Das Gesetz zur Neuausrichtung der Pflegeversicherung, auch Pflege-Neuausrichtungsgesetz (PNG) genannt, könnte heute in den Vermittlungsausschuss wandern. Der Bundesrat berät in seiner 900. Sitzung über das PNG. Am 29. Juni 2012 wurde es im Bundestag beschlossen. Der Gesundheitsausschuss kritisiert das Gesetz stark.
Pflegereform: Muss Pflege-Neuausrichtungs-Gesetz in den Vermittlungsausschuss?

Das Pflege-Neuausrichtungsgesetz müsste in den Vermittlungsausschuss, wenn der Bundesrat am heutigen Freitag der Empfehlung des Gesundheitsausschusses folgt.
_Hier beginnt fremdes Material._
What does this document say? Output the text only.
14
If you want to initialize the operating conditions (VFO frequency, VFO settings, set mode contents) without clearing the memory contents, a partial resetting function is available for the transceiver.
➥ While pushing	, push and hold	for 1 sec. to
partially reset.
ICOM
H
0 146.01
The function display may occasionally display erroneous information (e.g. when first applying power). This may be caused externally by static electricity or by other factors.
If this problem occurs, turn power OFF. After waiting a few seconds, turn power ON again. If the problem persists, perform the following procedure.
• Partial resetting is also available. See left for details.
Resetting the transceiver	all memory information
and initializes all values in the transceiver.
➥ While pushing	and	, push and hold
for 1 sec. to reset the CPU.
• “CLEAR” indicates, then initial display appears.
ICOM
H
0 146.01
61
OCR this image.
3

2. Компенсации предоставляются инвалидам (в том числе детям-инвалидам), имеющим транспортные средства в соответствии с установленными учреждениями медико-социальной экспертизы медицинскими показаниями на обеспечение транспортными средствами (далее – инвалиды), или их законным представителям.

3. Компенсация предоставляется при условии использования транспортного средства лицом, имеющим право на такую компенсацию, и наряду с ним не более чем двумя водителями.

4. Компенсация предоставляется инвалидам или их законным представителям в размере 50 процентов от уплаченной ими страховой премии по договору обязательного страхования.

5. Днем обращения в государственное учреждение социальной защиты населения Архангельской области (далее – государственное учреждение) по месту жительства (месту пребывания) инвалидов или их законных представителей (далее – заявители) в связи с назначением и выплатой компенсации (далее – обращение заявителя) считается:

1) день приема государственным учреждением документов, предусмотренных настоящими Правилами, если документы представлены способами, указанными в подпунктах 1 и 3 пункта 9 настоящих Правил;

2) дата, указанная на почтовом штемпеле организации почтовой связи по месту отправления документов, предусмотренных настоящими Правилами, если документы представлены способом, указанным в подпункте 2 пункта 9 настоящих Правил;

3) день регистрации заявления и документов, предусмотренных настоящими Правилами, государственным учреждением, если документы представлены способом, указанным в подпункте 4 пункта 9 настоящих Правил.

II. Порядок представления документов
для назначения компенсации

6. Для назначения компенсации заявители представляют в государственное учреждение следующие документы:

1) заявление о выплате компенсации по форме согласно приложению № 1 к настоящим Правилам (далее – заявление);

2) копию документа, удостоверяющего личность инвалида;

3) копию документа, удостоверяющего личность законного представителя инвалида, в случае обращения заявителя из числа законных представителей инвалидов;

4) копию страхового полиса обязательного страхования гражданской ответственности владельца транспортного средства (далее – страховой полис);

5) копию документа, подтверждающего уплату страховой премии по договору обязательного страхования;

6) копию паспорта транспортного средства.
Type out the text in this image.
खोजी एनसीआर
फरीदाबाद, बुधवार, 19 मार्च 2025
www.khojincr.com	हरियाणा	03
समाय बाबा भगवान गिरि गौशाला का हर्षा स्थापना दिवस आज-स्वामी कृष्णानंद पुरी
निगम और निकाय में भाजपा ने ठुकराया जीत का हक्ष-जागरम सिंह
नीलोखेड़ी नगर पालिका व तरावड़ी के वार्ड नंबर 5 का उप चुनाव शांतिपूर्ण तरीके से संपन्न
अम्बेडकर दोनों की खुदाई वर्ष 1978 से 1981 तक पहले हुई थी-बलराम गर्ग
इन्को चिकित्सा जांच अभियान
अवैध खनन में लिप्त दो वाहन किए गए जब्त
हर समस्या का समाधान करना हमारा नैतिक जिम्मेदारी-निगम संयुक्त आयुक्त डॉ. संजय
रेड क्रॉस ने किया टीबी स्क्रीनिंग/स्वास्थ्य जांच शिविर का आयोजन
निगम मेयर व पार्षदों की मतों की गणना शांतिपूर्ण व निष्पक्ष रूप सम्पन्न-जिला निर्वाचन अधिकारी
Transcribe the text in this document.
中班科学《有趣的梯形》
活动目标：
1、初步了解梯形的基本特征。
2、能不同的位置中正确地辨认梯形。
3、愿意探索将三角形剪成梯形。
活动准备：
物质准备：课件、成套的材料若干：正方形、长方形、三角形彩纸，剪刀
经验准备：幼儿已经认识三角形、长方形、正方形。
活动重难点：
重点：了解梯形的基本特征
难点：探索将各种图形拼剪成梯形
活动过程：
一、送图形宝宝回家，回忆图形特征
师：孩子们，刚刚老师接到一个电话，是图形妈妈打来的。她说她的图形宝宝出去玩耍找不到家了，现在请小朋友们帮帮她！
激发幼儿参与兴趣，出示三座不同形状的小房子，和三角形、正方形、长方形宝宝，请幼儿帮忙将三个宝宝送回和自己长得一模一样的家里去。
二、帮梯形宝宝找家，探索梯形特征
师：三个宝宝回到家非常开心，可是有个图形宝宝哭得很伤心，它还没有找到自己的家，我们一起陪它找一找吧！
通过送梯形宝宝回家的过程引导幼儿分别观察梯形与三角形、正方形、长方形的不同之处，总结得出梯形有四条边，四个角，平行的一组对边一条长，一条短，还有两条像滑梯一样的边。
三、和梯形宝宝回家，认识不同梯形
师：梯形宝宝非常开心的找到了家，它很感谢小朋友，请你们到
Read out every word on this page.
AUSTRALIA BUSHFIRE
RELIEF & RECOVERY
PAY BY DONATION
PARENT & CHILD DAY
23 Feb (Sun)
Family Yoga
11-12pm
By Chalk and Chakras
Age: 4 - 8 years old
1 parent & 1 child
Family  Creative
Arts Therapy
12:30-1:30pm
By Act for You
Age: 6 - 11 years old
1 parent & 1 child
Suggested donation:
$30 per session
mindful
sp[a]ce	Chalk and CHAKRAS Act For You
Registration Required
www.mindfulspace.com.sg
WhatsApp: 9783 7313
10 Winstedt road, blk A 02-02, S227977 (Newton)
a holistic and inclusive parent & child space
Dieser meint, dass das Gesetz die Erwartungen an eine Neuausrichtung der Pflege nicht erfüllt. Der Vermittlungsausschuss habe dann die Aufgabe, das Gesetz nachzubessern. Wie in der Empfehlung des Gesundheitsausschusses zu lesen ist, hat die Bundesregierung „es versäumt, die notwendigen Weichen für eine umfassende, solidarische, gerechte und zukunftssichere Reform der Pflege zu stellen.“ Hauptkritikpunkte und somit vor einem endgültigen Beschluss des PNG dringend verbesserungswürdig sind der fehlende neue Pflegebedürftigkeitsbegriff, eine unzureichende Finanzierung der Pflegeversicherung sowie das Konzept der geförderten privaten Pflegezusatzversicherung.

Pflegebedürftigkeitsbegriff nicht neu festgelegt

Für den Gesundheitsausschuss müssten einige Punkte des Pflege-Neuausrichtungsgesetzes dringend nachverhandelt werden, damit die Pflegereform von nachhaltigem Erfolg ist. Dazu gehört die Klärung eines neuen Pflegebedürftigkeitsbegriffs, denn bisher werden Menschen mit geistiger Einschränkung, zum Beispiel aufgrund einer Demenzerkrankung, bei der Pflegestufeneinteilung benachteiligt. Die Höhe der Pflegestufe richtet sich nur nach der körperlichen Einschränkung bzw. danach, wie hoch der Hilfebedarf des Menschen bei der Grundpflege ist. Demenzkranke sind oft rein physisch in der Lage, sich selbst zu verpflegen und werden trotz offensichtlicher Pflegebedürftigkeit in keine Pflegestufe eingeteilt.

Beitragserhöhung für Pflegeversicherung keine nachhaltige Finanzierung

Die geplante Erhöhung des Beitrags für die Pflegeversicherung um 0,1 Prozent zum 1. Januar 2013 führt lediglich dazu, dass die vorgesehenen verbesserten Leistungen in der Pflege bis Ende 2015 garantiert sind. Genau dies kritisiert der Gesundheitsausschuss. Eine nachhaltige Finanzierung sehe anders aus. Die Förderung von Neuverträgen für Pflegetagegeldversicherungen von 60 Euro im Jahr, der sogenannte Pflege-Bahr, ist zudem „untauglich“, da Geringverdiener davon nicht profitieren werden.

Ziele des Pflege-Neuausrichtungsgesetzes

Das Pflege-Neuausrichtungsgesetz soll ab 2013 unter anderem bessere Leistungen für Demenzkranke ermöglichen. Demnach bekämen die Betroffenen erstmals in der Pflegestufe 0 Pflegegeld. Dieses sowie Pflegesachleistungen werden in den Pflegestufen I und II außerdem angehoben. Wohngruppen für an Demenz erkrankte Menschen oder andere Pflegebedürftige sollen mit bis zu 10.000 Euro gefördert werden und auch pflegende Angehörige können mit einer verbesserten finanziellen Leistung rechnen.

Staatliche Zulage von 60 Euro – Pflege-Bahr

Ein weiteres zentrales Element des Pflege-Neuausrichtungsgesetzes ist der sogenannte Pflege-Bahr bzw. Pflege-Riester. Personen, die sich ab 2013 privat pflegeversichern, erhalten eine staatliche Förderung von 5 Euro im Monat. Eigentlich soll dies den Menschen mit geringem Einkommen zugutekommen, die eine Pflegetagegeldversicherung abschließen. Doch Kritiker bemängeln, dass die geförderten Tarife teurer ausfallen werden als nicht geförderte und so Geringverdiener weiterhin keine private Pflege-Vorsorge treffen werden können.